Stanford researchers find whales consume more microplastics than previously estimated

Nov. 1, 2022, 9:41 a.m.

A study led by researchers affiliated with Stanford’s Goldbogen Lab found that whales are consuming unprecedented amounts of plastics, with blue whales consuming as much as 10 million pieces of microplastics per day.

The study, which was published Tuesday in Nature, is the first of its kind to estimate microplastic consumption among Earth’s largest whales with direct measurements of feeding behaviors.

“Whales are the largest animals to have ever lived so they have outsized impacts on their ecosystem,” wrote oceans associate professor Jeremy Goldbogen, who leads the Goldbogen Lab, in an email to The Daily.

Microplastics are pieces of plastic less than 5 millimeters long that typically form as larger plastic items deteriorate in water. Scientists are still investigating their health effects in humans, but studies have found negative effects on the growth, reproduction and feeding behavior of fish and other marine life. Microplastics are consumed by krill and make their way up the food chain, including into our own diets.

To estimate how much plastic whales are consuming on a daily basis, members of the Goldbogen Lab in the Doerr School of Sustainability’s new oceans department used data from feeding habits and prey of three species of baleen whales — fin, humpback and blue — along with models of plastic density in our oceans and small aquatic life.

They found that whales consume between 200,000 and 10 million pieces of microplastics per day, with estimates varying based on the whales’ size, feeding behavior and diet.

Whales mostly ingest plastic from their diet of krill and small fish, and to a much lesser extent from the water they filter, according to the study. Blue whales consume an estimated 10 million pieces, fin whales consume about six million pieces and humpbacks consume between 200,000 and three million pieces per day, depending on their diets.

After taking into account the whales’ size, the researchers found that most differences in plastic consumption among whales came from differences in prey. Humpback whales that eat primarily krill ingest as much as five times more microplastic than their fish-eating counterparts, according to the study.

The authors encouraged further study in how the consumption of microplastics changes the nutrient density of the krill and fish that the whales consume, which could help scientists understand the effects of plastics on whales’ health and how ocean pollution affects marine life at a larger scale.

“We do not yet know whether this impacts their health, but it does demonstrate that they are likely sentinel species, or biological monitors, of ocean pollution because they are long lived marine mammals,” Goldbogen wrote. “By studying different aspects of their anatomy, like the chemical make up of their baleen plates as they grow, we can assess the dynamics of ocean pollution.”

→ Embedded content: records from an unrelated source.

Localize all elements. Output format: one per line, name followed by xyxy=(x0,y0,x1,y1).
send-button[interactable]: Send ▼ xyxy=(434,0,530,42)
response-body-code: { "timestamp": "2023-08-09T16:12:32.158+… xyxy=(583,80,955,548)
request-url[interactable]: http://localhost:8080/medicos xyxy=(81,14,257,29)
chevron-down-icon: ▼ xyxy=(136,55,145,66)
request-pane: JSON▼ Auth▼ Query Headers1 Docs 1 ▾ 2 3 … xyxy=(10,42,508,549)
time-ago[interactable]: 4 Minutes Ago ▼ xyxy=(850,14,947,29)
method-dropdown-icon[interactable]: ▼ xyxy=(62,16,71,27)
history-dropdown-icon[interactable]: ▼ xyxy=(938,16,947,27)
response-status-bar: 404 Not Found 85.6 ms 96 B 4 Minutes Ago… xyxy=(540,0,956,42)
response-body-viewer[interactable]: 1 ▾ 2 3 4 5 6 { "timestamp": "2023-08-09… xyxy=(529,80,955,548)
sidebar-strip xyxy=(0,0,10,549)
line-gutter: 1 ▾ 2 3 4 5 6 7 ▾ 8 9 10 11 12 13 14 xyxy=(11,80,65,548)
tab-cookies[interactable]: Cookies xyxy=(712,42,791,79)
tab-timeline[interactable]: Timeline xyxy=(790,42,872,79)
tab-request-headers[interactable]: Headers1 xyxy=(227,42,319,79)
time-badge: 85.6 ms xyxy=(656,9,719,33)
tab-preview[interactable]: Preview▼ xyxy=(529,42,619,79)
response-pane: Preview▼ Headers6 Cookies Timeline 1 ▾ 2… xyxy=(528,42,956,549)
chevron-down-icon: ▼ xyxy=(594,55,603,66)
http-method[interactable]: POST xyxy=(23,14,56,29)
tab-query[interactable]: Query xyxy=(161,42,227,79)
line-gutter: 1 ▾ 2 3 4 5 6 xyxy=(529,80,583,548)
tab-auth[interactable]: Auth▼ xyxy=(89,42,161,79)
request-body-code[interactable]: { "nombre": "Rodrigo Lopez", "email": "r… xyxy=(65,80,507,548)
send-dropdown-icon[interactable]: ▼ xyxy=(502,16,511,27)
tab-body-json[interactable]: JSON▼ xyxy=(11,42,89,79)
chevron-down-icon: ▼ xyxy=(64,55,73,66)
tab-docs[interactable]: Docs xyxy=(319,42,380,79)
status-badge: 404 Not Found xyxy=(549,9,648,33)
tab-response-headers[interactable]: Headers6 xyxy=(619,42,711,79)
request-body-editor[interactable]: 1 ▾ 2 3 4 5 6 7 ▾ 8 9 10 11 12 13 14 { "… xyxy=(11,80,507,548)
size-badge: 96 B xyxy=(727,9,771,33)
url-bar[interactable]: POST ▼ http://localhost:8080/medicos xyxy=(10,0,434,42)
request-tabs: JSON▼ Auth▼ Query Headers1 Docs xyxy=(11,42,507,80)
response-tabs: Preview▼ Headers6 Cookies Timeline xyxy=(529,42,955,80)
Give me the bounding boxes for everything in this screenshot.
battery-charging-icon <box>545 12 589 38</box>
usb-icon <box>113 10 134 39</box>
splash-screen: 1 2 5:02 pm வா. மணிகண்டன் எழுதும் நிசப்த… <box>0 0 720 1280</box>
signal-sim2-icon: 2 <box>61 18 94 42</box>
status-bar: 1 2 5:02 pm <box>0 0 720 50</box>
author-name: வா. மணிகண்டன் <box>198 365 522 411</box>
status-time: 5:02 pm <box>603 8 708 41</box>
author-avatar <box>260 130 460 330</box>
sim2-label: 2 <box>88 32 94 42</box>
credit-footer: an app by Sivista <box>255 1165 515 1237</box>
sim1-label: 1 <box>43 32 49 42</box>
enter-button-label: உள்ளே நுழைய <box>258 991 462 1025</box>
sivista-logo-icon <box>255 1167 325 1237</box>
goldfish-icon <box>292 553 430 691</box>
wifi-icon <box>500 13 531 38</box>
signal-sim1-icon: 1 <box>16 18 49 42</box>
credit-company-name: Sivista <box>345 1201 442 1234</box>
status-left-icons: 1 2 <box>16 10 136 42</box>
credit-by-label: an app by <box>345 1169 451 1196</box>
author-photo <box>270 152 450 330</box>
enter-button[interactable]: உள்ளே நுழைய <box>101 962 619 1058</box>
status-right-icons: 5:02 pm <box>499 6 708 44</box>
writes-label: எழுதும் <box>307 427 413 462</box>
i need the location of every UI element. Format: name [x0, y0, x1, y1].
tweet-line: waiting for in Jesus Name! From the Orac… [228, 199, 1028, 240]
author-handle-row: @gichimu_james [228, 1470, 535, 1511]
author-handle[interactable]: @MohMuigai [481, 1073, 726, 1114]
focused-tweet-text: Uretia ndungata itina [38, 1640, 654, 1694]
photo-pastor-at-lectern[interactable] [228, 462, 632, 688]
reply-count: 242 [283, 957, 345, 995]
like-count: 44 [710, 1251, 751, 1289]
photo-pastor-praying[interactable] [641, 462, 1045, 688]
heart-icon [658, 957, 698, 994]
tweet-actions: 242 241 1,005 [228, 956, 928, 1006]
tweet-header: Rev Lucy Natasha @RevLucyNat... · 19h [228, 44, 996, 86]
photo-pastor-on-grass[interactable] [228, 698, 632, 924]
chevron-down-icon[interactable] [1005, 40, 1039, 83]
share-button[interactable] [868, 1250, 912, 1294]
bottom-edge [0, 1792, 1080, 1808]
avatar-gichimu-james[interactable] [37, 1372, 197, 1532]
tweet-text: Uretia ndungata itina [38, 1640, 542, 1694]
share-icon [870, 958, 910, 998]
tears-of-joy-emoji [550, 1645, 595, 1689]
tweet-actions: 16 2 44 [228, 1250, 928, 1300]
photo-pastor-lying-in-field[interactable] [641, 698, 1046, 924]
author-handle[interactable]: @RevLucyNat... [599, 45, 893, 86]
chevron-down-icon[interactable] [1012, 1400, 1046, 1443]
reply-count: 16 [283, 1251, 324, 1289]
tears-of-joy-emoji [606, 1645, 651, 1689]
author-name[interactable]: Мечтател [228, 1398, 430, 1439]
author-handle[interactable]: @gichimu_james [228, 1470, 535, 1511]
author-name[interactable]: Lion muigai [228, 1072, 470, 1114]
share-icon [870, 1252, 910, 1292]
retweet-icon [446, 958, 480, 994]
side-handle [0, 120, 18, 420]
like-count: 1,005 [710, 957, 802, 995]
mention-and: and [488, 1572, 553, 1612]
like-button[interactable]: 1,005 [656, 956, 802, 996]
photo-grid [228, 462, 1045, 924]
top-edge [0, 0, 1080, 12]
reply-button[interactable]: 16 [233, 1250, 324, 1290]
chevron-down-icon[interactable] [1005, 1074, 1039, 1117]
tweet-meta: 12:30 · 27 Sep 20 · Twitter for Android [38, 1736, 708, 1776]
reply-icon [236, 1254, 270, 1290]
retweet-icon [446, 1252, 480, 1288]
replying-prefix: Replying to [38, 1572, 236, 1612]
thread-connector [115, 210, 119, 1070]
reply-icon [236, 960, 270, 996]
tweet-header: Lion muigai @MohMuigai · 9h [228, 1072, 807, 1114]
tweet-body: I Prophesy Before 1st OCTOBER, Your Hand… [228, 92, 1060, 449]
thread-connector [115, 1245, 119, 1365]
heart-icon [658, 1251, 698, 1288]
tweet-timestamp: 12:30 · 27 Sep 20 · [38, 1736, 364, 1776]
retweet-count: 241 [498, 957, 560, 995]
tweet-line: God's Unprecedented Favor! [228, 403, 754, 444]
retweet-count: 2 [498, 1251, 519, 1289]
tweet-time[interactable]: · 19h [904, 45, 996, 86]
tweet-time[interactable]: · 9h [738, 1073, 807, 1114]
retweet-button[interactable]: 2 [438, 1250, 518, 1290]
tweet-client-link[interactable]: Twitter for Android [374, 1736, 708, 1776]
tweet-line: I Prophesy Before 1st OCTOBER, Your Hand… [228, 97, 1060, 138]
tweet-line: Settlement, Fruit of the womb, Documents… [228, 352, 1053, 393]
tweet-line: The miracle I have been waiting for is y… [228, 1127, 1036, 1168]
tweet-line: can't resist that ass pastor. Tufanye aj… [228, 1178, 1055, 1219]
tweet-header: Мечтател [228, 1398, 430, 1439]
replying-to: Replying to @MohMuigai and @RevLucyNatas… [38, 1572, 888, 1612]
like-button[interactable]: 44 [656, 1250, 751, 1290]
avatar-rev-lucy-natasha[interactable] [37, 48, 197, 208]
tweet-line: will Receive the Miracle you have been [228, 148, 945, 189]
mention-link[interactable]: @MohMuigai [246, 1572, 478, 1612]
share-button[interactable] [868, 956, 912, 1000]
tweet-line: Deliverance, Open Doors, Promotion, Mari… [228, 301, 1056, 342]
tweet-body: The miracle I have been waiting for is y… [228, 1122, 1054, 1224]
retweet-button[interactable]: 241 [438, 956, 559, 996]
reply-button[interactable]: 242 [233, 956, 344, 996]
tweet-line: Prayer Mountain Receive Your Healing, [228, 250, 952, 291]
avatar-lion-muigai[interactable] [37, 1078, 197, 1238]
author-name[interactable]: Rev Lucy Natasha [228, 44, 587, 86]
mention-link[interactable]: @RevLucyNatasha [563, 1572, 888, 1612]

The study was led by Shirel Kahane-Rapport Ph.D. ’20, a former member of Goldbogen’s lab who is now a postdoctoral scholar at California State University, Fullerton. Kahane-Rapport worked in collaboration with other members of the Goldbogen Lab, NOAA, UC Santa Cruz and the Cascadia Research Collective. The Goldbogen Lab, which is located at the Hopkins Marine Station, uses biologging tags, drones and other technologies to examine how whales feed and grow.

The lab is part of the department of oceans, which was created with the Doerr School of Sustainability in September. The department, according to the sustainability school website, is bringing together an interdisciplinary group of researchers in the physical and social sciences to address sustainability and discovery in our oceans.

Matthew Savoca, a postdoctoral scholar in the Goldbogen Lab who co-authored the study, told The Daily that this research worked between many disciplines such as ecology, biomechanics, oceanography and behavioral biology, which are usually distributed around different departments such as biology and earth systems.

“I think the exciting thing about the oceans department is that we bring all these different disciplines under one roof and hopefully that would spur on these sort of interdisciplinary collaborations that are going to be really important to figure out sustainability challenges moving forward,” Savoca said.